Il y a 50 ans, le lancement de l'enregistreur vidéo a donné naissance à un nouveau média autonome. Désormais on pouvait enregistrer les images de la télévision sur des bandes magnétiques et les remontrer telles qu'elles avaient été diffusées.

Anciens appareils vidéo fonctionnant avec des bobines ouvertes de largeur différente et incompatibles entre elles. 
Photo: Johannes Gfeller, AktiveArchive / Haute école des arts de Berne
Anciens appareils vidéo fonctionnant avec des bobines ouvertes de largeur différente et incompatibles entre elles. Photo: Johannes Gfeller, AktiveArchive / Haute école des arts de Berne

Dès lors, la vidéo a pu s'affranchir du cercle restreint des studios de télévision et jouir d'une influence énorme. Les productions professionnelles destinées aux entreprises ou à la recherche jouent un rôle important pour la transmission du savoir et la documentation, les artistes utilisent le média depuis la fin des années soixante et les utilisateurs privés ont remplacé les films Super 8 par la vidéo au plus tard dans les années quatre-vingt.

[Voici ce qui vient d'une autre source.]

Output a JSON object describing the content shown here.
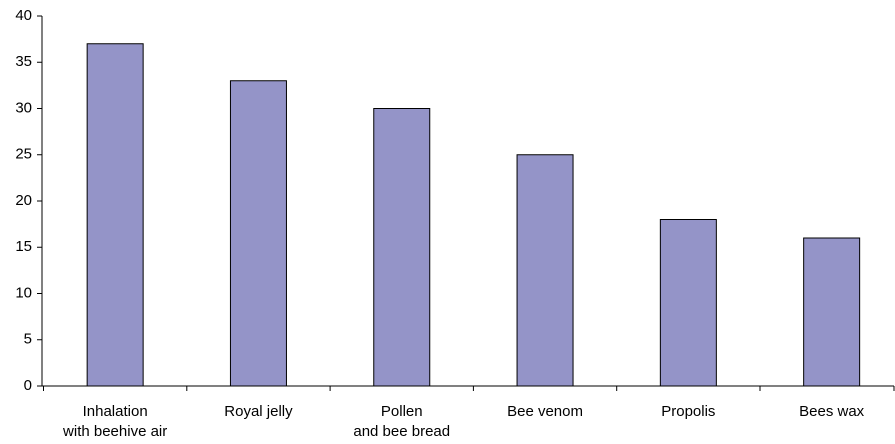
{
  "chart_data": {
    "type": "bar",
    "categories": [
      "Inhalation\nwith beehive air",
      "Royal jelly",
      "Pollen\nand bee bread",
      "Bee venom",
      "Propolis",
      "Bees wax"
    ],
    "values": [
      37,
      33,
      30,
      25,
      18,
      16
    ],
    "color": "#9494c8",
    "ylim": [
      0,
      40
    ],
    "yticks": [
      0,
      5,
      10,
      15,
      20,
      25,
      30,
      35,
      40
    ],
    "grid": false
  }
}
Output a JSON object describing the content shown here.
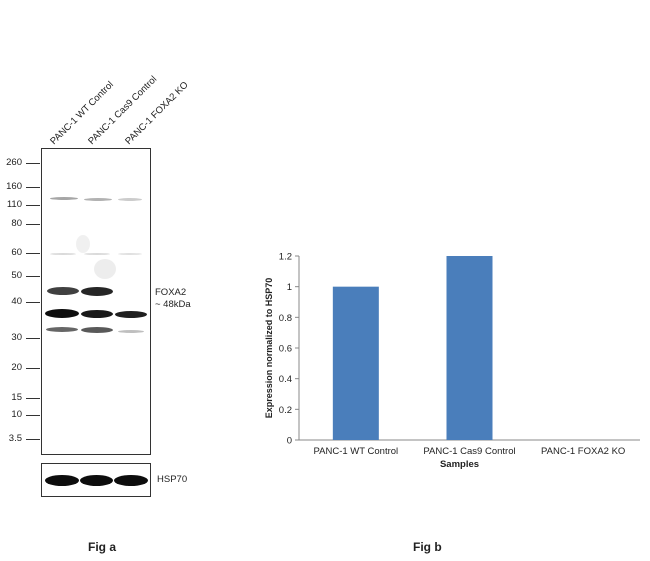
{
  "figure_a": {
    "label": "Fig a",
    "lanes": [
      "PANC-1 WT Control",
      "PANC-1 Cas9 Control",
      "PANC-1 FOXA2 KO"
    ],
    "mw_markers": [
      "260",
      "160",
      "110",
      "80",
      "60",
      "50",
      "40",
      "30",
      "20",
      "15",
      "10",
      "3.5"
    ],
    "target_label_line1": "FOXA2",
    "target_label_line2": "~ 48kDa",
    "loading_control_label": "HSP70"
  },
  "figure_b": {
    "label": "Fig b"
  },
  "chart_data": {
    "type": "bar",
    "categories": [
      "PANC-1 WT Control",
      "PANC-1 Cas9 Control",
      "PANC-1 FOXA2 KO"
    ],
    "values": [
      1.0,
      1.2,
      0
    ],
    "xlabel": "Samples",
    "ylabel": "Expression  normalized to HSP70",
    "ylim": [
      0,
      1.2
    ],
    "yticks": [
      "0",
      "0.2",
      "0.4",
      "0.6",
      "0.8",
      "1",
      "1.2"
    ],
    "bar_color": "#4a7ebb",
    "grid": false,
    "legend": "none"
  }
}
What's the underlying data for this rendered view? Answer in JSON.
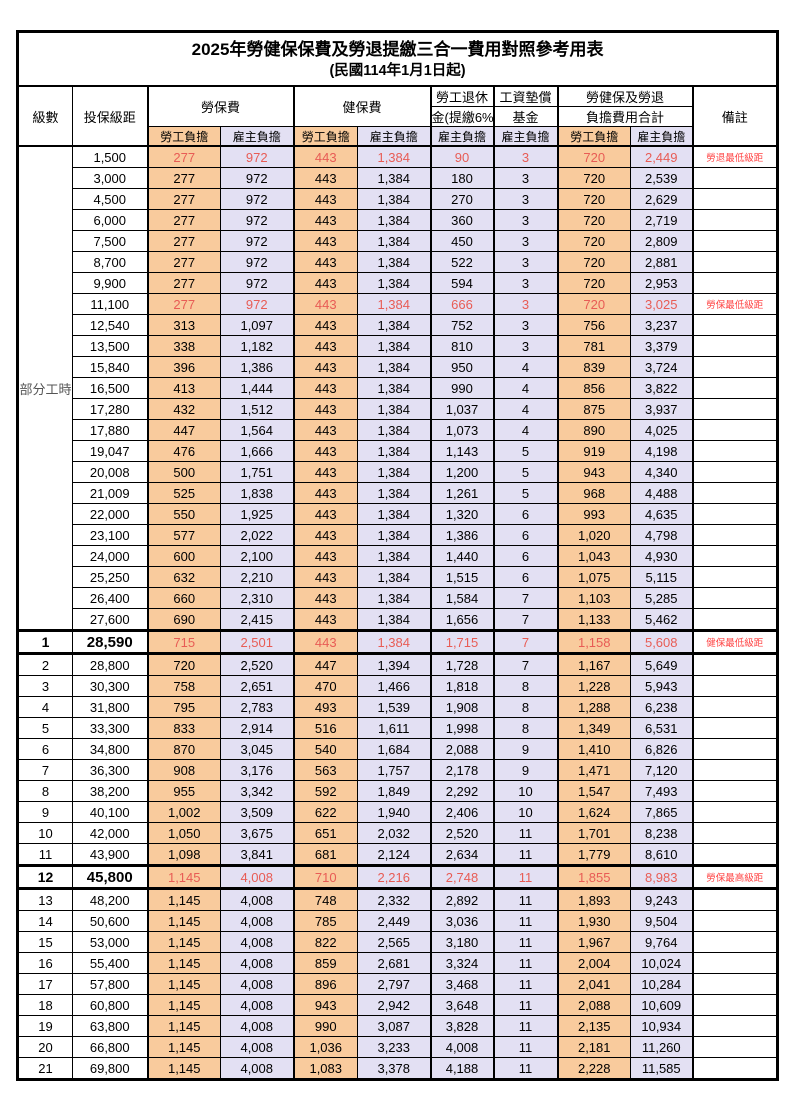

La préservation des documents vidéo: une tâche difficile

Le dernier rejeton de la famille audiovisuelle pose toutefois de grands problèmes sur le plan de la préservation. Un entreposage inadéquat rend, après quelques années déjà, les informations du signal vidéo presque illisibles, ce qui nécessite des mesures de restauration parfois laborieuses. La vitesse vertigineuse à laquelle la technique se développe a pour conséquence de reléguer rapidement des appareils neufs au rang de pièce de musée. D'innombrables formats sont apparus pour disparaître de la circulation peu de temps après, sans tambour ni trompette. Résultat, il reste des fonds immenses de bandes laissées à l'abandon qui ne peuvent être utilisées que grâce à quelques rares spécialistes disposant d'un parc d'appareils entretenus ou capables de les transférer sur un nouveau format.
Malgré les espoirs suscités par le monde numérique, aucune solution miracle n'est en vue pour assurer la préservation des vidéos à long terme. Au contraire, l'arrivée des formats vidéo haute définition (HD) pose de tout nouveaux problèmes de préservation.

Activités de Memoriav dans le domaine Vidéo/TV

  • Memoriav lance et soutient des projets de préservation et de diffusion de l'œuvre vidéo et télévisuelle en Suisse. En collaboration avec les institutions qui détiennent des collections vidéo et avec le réseau de compétence vidéo, Memoriav établit pour chaque projet des critères de sélection ainsi que des modalités de transfert, de catalogage et d'accès.
  • Memoriav s'engage pour un meilleur accès aux fonds vidéo, afin que, par exemple, les productions de la télévision sauvées grâce à l'aide de Memoriav puissent être accessibles au grand public. Une attention particulière est portée aux institutions de recherche et de formation qui dépendent d'un accès aisé aux documents audiovisuels.
  • Memoriav sensibilise les particuliers intéressés et les cercles professionnels aux problèmes de la préservation de la vidéo en organisant des cours de formation continue et des séances de projection de documents sauvegardés.
  • Avec la création d'un réseau de compétences vidéo/TV, Memoriav comble une des lacunes dans la structure des institutions audiovisuelles de la Suisse. Le réseau de compétences est à disposition pour toutes les demandes inhérentes à la sauvegarde de documents vidéo.
    Les spécialistes du réseau de compétences traitent des aspects de contenu et de technique ainsi que de la sauvegarde à long terme des vidéos.